Suggestions for Future Researchers
It is a qualitative study, using grounded theory as the main method. Observation and interviews are commonly used methods for collecting data.126,127 To analyzes and integrates the information on mental health, mindfulness stress reduction and resilience of medical staff in Taiwan’s outlying islands based on the analysis method of grounded theory, and propose coping strategies for the overall medical capacity of Taiwan’s outlying islands. Although the research method of this paper has a methodological basis, it may be that the sample is too small, and the dataset is limited, and the widely supported conclusions cannot be obtained.128 Creswell and Tashakkori129 proposed “Differing perspectives on mixed methods research”, which considered that “the methodological perspective on mixed methods holds that one cannot separate methods from the larger process of research of which it is a part and that discussions of mixed methods should focus on the entire process of research, from the philosophical assumptions, through the questions, data collection, data analysis, and on to the interpretation of findings.
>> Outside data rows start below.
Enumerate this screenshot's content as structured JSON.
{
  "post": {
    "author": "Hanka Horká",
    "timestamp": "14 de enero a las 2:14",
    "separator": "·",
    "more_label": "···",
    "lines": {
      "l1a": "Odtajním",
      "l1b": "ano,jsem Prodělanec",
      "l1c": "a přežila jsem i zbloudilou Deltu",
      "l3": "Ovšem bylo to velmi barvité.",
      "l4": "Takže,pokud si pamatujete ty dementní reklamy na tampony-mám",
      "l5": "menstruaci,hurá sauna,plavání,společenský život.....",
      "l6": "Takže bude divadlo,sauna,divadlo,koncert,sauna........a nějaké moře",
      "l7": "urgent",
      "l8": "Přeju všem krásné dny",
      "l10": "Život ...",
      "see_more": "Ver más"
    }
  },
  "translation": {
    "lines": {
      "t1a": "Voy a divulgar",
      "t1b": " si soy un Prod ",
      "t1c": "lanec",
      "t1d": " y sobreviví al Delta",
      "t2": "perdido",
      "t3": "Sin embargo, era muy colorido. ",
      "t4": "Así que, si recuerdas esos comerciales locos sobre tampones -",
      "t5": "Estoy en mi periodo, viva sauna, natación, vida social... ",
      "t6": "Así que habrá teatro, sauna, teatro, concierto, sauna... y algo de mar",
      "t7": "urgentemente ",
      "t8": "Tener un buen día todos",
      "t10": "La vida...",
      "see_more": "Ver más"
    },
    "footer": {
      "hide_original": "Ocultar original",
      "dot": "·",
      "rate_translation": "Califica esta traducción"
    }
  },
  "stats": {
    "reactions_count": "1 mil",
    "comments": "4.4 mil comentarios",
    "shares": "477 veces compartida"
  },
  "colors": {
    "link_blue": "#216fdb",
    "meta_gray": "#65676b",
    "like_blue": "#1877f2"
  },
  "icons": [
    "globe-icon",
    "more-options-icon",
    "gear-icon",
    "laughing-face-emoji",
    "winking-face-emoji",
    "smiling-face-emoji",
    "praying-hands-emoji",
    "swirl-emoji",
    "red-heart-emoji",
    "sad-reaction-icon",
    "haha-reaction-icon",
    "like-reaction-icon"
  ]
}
This approach explicitly or implicitly ties the methods to philosophical assumptions”.129 (p. 305)
It suggests that future researchers can use other methods or theories as a guide to collect a wider range of information to obtain higher supporting conclusions. For example, future researchers can use “dialectical materialism” to discover things that have not been discovered in the past Dialectical materialism is a philosophy of science, philosophy of history, and philosophy of nature developed in Europe based on the works of Karl Marx and Friedrich Engels.130
In addition, social desirability bias refers to the tendency of subjects to choose answers in a way that meets social expectations and hide their true answers. When there are threatening questions, it is easy to arouse a defensive response from the interviewee so that it will not be negatively affected after telling the real answer.131,132 Studies have pointed out that The Social Desirability Scale has been used in psychology for decades. It is designed to measure whether individuals tend to choose false intentions that conform to social and cultural value in order to give a good impression on the public, replacing the psychological tendency of true will. Therefore, it is recommended that future researchers use the Social Desirability Scale to test whether the respondents have social desirability bias.133
Furthermore, this study uses grounded theory as the methodology and in-depth interviews as the method of data collection, and extracts the opinions of the respondents through the processes of open coding, axial coding, and selective coding. However, qualitative research methods still have their shortcomings, such as insufficient sample size and social desirability bias. Therefore, in order to be able to explain the specific meaning of the respondents’ answers to the research questions, it is recommended that future researchers in addition to qualitative research based on specific sampling procedures. For example, case studies on the most or least likely case selection (see),128 can also add quantitative methods, and then conduct appropriate content analysis on the qualitative data collected through interviews (see),129,134,135 to compensate for qualitative research deficiencies.
Acknowledgments
The authors acknowledge the healthcare professionals who participated in interviews during this study. We thank the National Science and Technology Council of Taiwan for their assistance in our research.
Disclosure
The authors report no conflicts of interest in this work.